Mr. Emanuel, a former congressman from the city and the presumed front-runner since announcing his candidacy in October, has 43 percent of the vote in a deep field of candidates, according to a poll from the Chicago Retail Merchants Association.
It is the largest lead recorded yet in the polls, but still below the 50 percent Mr. Emanuel needs to avoid a runoff in the Feb. 22 vote.
Mr. Emanuel’s closest challenger is lawyer Gery Chico with 11 percent. He is followed by former Sen. Carol Moseley Braun with 7 percent, Rep. Danny K. Davis and City Clerk Miguel Del Valle with 6 percent each, and state Sen. James Meeks with 3 percent. All are Democrats. Sixteen percent of likely voters were undecided, according to the poll of 2,239 likely voters.

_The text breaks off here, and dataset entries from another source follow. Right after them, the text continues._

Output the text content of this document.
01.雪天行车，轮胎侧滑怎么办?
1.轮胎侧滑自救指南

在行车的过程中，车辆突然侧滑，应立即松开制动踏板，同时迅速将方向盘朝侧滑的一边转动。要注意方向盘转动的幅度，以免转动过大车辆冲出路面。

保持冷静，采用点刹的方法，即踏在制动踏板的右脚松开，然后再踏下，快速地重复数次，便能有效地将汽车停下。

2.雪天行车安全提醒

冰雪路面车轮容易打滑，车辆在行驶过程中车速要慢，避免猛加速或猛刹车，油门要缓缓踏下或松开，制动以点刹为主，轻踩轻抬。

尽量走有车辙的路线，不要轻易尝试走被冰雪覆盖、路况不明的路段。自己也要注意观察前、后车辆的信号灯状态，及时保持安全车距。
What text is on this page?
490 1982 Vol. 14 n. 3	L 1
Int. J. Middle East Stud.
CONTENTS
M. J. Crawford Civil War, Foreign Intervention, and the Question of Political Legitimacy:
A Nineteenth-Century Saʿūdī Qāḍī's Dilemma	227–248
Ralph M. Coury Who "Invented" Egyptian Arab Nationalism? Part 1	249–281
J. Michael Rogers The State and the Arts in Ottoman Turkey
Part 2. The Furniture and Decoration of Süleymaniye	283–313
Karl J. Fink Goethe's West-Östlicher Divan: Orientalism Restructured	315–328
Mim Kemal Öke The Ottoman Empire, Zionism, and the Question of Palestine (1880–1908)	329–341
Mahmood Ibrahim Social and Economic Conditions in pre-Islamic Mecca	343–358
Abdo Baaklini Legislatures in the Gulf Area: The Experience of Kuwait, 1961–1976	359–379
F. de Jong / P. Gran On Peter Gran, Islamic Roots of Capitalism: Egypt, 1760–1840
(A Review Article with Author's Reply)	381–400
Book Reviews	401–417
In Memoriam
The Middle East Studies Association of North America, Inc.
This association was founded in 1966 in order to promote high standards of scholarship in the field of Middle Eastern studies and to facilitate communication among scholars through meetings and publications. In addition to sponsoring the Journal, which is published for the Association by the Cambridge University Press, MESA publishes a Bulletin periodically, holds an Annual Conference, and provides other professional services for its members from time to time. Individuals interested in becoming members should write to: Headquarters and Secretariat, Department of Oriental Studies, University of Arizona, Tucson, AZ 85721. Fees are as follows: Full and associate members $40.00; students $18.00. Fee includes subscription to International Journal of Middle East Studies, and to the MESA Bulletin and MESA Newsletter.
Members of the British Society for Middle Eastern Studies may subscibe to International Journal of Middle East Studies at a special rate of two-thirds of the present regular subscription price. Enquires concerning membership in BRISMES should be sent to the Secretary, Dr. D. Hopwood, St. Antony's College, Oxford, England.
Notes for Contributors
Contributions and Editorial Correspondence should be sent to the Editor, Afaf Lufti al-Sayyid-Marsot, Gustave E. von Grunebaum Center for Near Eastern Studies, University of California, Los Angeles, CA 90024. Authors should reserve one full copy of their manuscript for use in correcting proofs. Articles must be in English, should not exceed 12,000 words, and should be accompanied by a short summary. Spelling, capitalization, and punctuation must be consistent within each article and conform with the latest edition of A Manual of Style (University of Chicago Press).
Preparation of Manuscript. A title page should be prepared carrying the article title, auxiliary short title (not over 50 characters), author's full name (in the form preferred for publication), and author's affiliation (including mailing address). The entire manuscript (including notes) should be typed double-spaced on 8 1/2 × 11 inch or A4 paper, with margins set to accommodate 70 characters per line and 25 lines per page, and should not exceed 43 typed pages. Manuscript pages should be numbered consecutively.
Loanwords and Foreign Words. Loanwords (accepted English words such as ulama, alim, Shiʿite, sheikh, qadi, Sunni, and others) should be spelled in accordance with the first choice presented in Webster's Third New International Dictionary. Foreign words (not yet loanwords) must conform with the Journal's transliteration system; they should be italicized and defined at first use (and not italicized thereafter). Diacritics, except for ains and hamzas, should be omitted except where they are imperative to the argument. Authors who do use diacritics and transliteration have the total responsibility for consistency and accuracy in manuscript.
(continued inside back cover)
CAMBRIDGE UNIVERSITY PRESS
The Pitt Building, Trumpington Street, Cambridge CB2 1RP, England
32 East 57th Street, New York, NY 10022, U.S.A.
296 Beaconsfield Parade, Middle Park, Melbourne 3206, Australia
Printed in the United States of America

The race to succeed longtime Mayor Richard M. Daley is nonpartisan, meaning all the candidates will compete in the February balloting.
Mr. Emanuel testified for roughly 12 hours during last week’s hearing to defend his residency status, which is being by challenged by about 20 residents.
Candidates are required to live in the city for one year before taking office. Mr. Emanuel, 51, has rented his Chicago home while living in Washington. He served as President Obama’s chief of staff from January 2009 until October 2010 and was in the House for six years before taking the White House post.
Mr. Emanuel argued he had legally maintained his residence in the city, noting that he left valuables in the house, including his wife’s wedding dress, and still has an Illinois driver’s license.
He decided to run after Mr. Daley, a fellow Democrat, unexpectedly announced in September that he would not seek a seventh term, giving the city its first competitive mayoral race in about 20 years. Months earlier, Mr. Emanuel, known for his rough-and-tumble style of politics, said being mayor of his hometown would be a “dream job.”
Though Mr. Emanuel entered the race amid high expectations, such a big lead over such formidable rivals is a bit of a surprise, considering Mr. Emanuel’s residency issue and his connection to the Obama administration, which has struggled to make progress on the nation’s high jobless rate.